Total ionizing dose results are provided, showing the effects of different threshold adjust implant processes and irradiation bias conditions of 14-nm FinFETs. Minimal radiation-induced threshold voltage shift across a variety of transistor types is observed. Off-state leakage current of nMOSFET transistors exhibits a strong gate bias dependence, indicating electrostatic gate control of the sub-fin region and the corresponding parasitic conduction path are the largest concern for radiation hardness in FinFET technology. The high- $V_{\textit {th}}$ transistors exhibit the best irradiation performance across all bias conditions, showing a reasonably small change in off-state leakage current and $V_{\textit {th}}$ , while the low- $V_{\textit {th}}$ transistors exhibit a larger change in off-state leakage current. The “ worst-case” bias condition during irradiation for both pull-down and pass-gate nMOSFETs in static random access memory is determined to be the on-state ( $V_{\textit {gs}}=V_{\textit {dd}}$ ). We find the nMOSFET pull-down and pass-gate transistors of the SRAM bit-cell show less radiation-induced degradation due to transistor geometry and channel doping differences than the low- $V_{\textit {th}}$ transistor.

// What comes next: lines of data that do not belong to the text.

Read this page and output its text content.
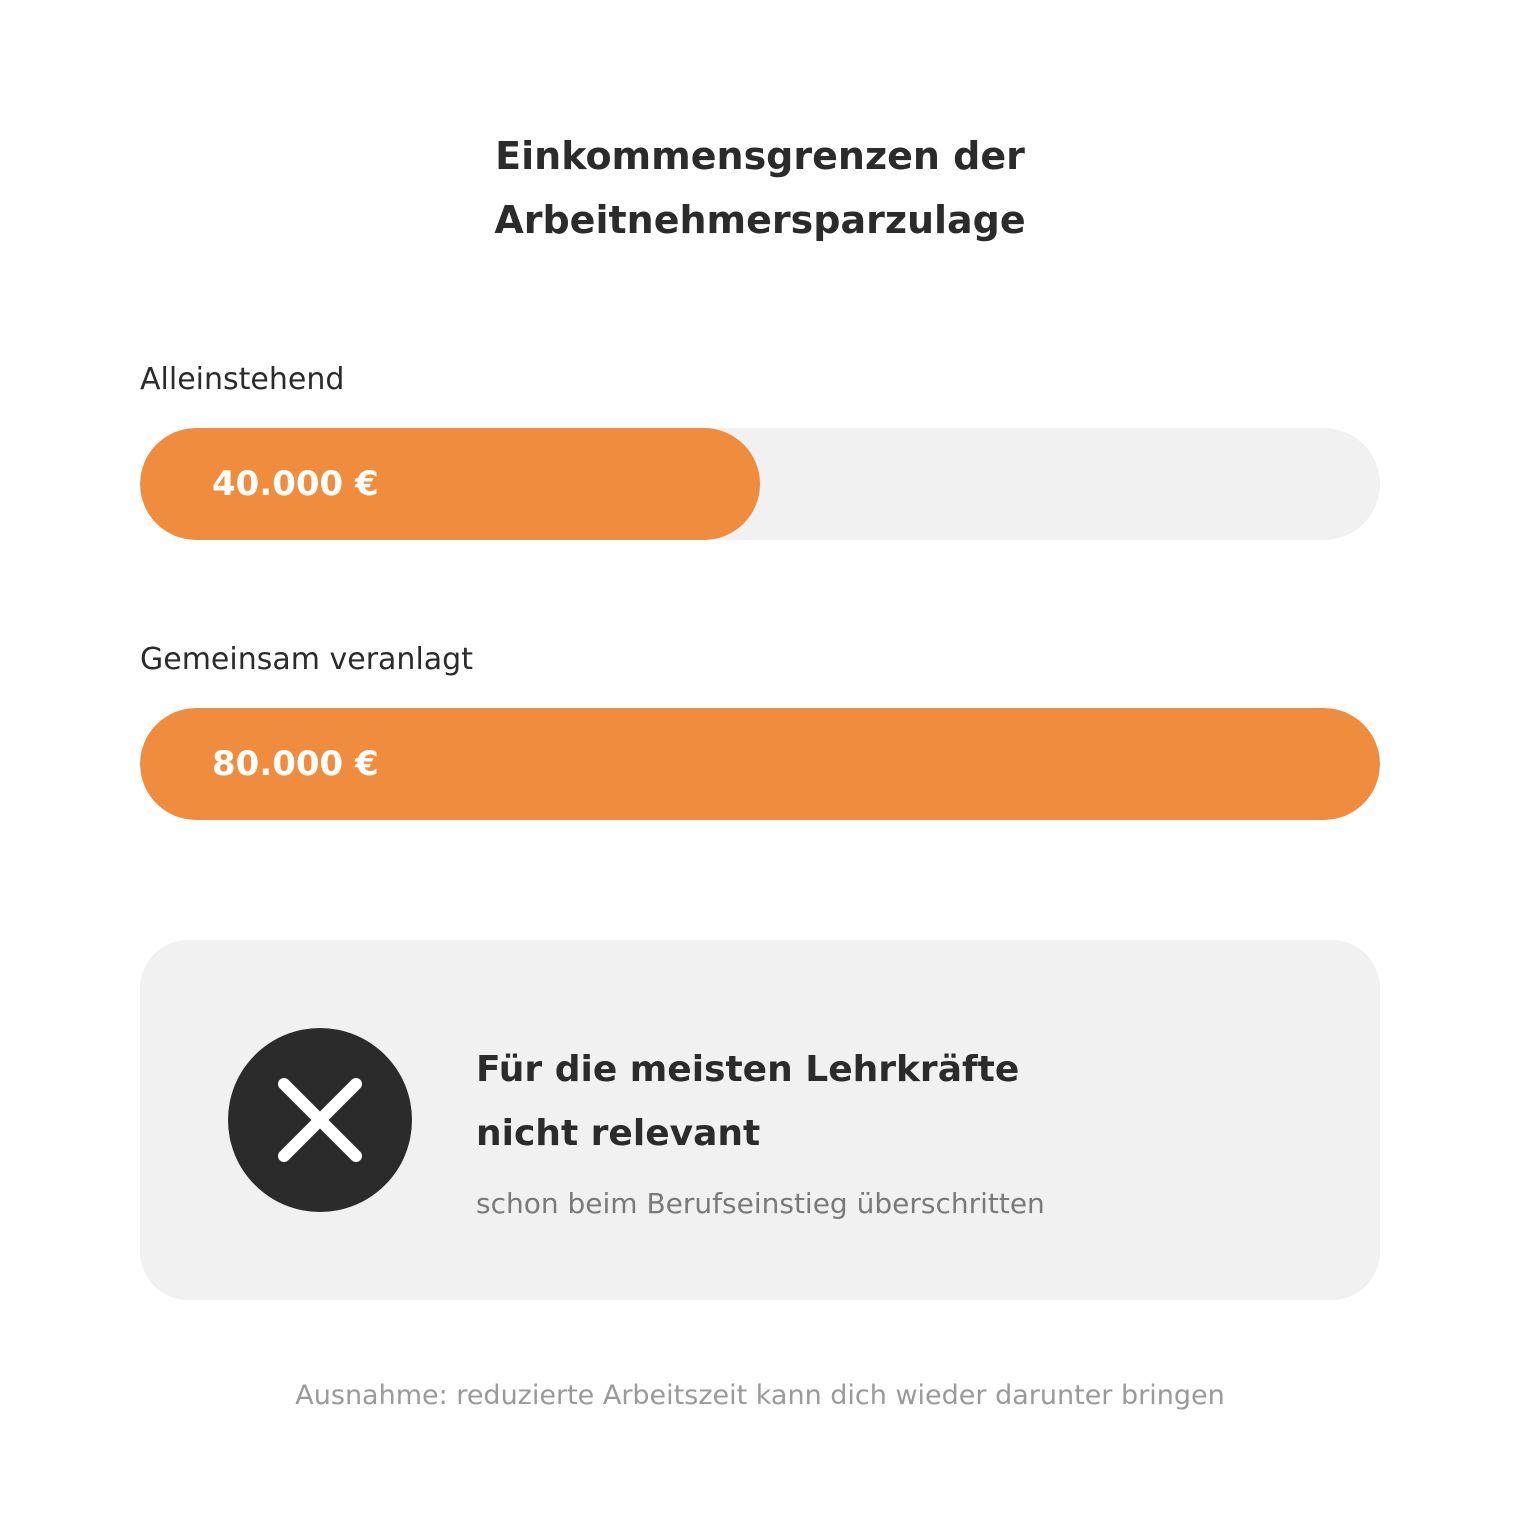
Einkommensgrenzen der
Arbeitnehmersparzulage
Alleinstehend
40.000 €
Gemeinsam veranlagt
80.000 €
Für die meisten Lehrkräfte
nicht relevant
schon beim Berufseinstieg überschritten
Ausnahme: reduzierte Arbeitszeit kann dich wieder darunter bringen
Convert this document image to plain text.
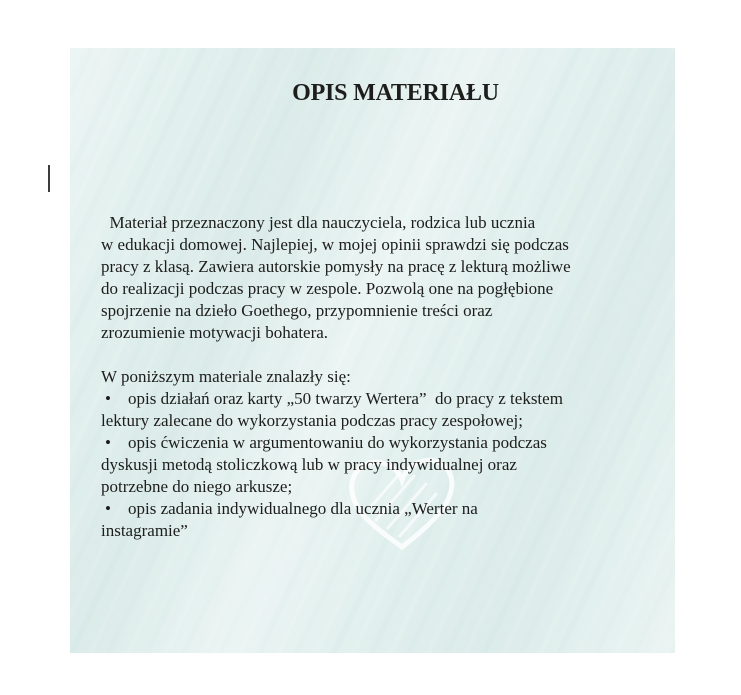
OPIS MATERIAŁU
Materiał przeznaczony jest dla nauczyciela, rodzica lub ucznia
w edukacji domowej. Najlepiej, w mojej opinii sprawdzi się podczas
pracy z klasą. Zawiera autorskie pomysły na pracę z lekturą możliwe
do realizacji podczas pracy w zespole. Pozwolą one na pogłębione
spojrzenie na dzieło Goethego, przypomnienie treści oraz
zrozumienie motywacji bohatera.
W poniższym materiale znalazły się:
• opis działań oraz karty „50 twarzy Wertera”  do pracy z tekstem
lektury zalecane do wykorzystania podczas pracy zespołowej;
• opis ćwiczenia w argumentowaniu do wykorzystania podczas
dyskusji metodą stoliczkową lub w pracy indywidualnej oraz
potrzebne do niego arkusze;
• opis zadania indywidualnego dla ucznia „Werter na
instagramie”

Near-threshold operation is presented as a methodology for reducing radiation-induced increases in off-state device leakage current. In a 14-nm FinFET technology, the modeling indicates devices with high channel stop doping show the most robust response to TID allowing stable operation of ring oscillators and the SRAM bit-cell with minimal shift in critical operating characteristics.